Kim-Do listened, drinking every word. It was a race against time. He was learning to fight like a warrior and think like a hacker, all within hours.
"Why are you doing this?" asked Kim-Do one night, as they shared a tasteless food ration that Joon had pulled out of a hidden stockpile. "Why risk your life for me?" You're a regulator. You could hand me over and find your place."
Joon stopped chewing. His eyes were lost in the bluish glow of a server.
"I was the first," he finally said, his voice so low that Kim-Do had to listen. The first "success." The first regulator. I've been watching dozens of replacements. I've seen some of them adapt so perfectly that they've forgotten who they were. I've seen others go mad and be "cleaned." For years, I obeyed. I collected data. I kept order."
He looked up at Kim-Do.
"Then you came. You failed where the others had succeeded. You failed to be Kim-Do. And in your failure, you began to succeed in being you. You asked questions. You refused the markets. You defied the system without even knowing it. You reminded me that I, too, had been something other than a tool."
There was a glow in his eyes that Kim-Do had never seen before. Not clinical curiosity. Hope. A fragile and dangerous hope.
"You're not my savior, Kim-Do. You are my proof. Evidence that the system can be challenged. That we are not condemned to play the roles we have been assigned."
That night, as Kim-Do was trying to sleep on a makeshift bed made of old cables and bags, a new alert woke him up with a start. It wasn't a quest, but a kind of passive sonar that Joon had set up.
"'
[BALAYING DETECTED SYSTEM.] Perimeter: 500 meters.
[ORIGIN: MOBILE DETECTION UNITY.]
[ESTIMATION: SEARCH FOR ANOMAL NEURAL SIGNATURES.]
"'
They were hunted down.
Joon was already standing, his eyes fixed on the screens. They rake wide. They don't know where we are, but they know we're in the business."
"What do we do?" asked Kim-Do, his heart beating.
"We are accelerating the program," Joon replied, his face hardened by determination. "The learning phase is over. Now we're moving on to real-world testing."

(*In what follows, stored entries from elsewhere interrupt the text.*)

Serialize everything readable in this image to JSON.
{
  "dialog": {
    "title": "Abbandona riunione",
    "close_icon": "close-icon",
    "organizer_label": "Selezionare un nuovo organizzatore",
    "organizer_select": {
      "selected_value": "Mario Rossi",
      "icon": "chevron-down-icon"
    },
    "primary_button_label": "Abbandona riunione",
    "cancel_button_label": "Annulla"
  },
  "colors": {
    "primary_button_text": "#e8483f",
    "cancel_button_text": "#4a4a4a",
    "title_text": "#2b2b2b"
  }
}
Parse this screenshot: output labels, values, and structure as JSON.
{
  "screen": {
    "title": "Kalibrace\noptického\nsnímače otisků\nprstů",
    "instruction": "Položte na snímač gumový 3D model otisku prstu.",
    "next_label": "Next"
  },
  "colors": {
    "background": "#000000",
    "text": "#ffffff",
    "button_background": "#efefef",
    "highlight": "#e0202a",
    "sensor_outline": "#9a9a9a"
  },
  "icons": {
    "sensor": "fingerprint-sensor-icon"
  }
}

He turned to Kim-Do, his eyes shining with an almost fanatical glow.
"You've learned to tap into Kim-Do's data. Now you're going to learn to tap into mine. And then you'll learn to speak to the system in its own language. Not to obey him. To command him."
Kim-Do felt a shiver run down his back. It was no longer survival. It was rebellion. And the most important lesson he had learned, at the bottom of that hole, was that to survive a system designed to control him, he had to become more than just an impostor.
He had to become a god in the machine.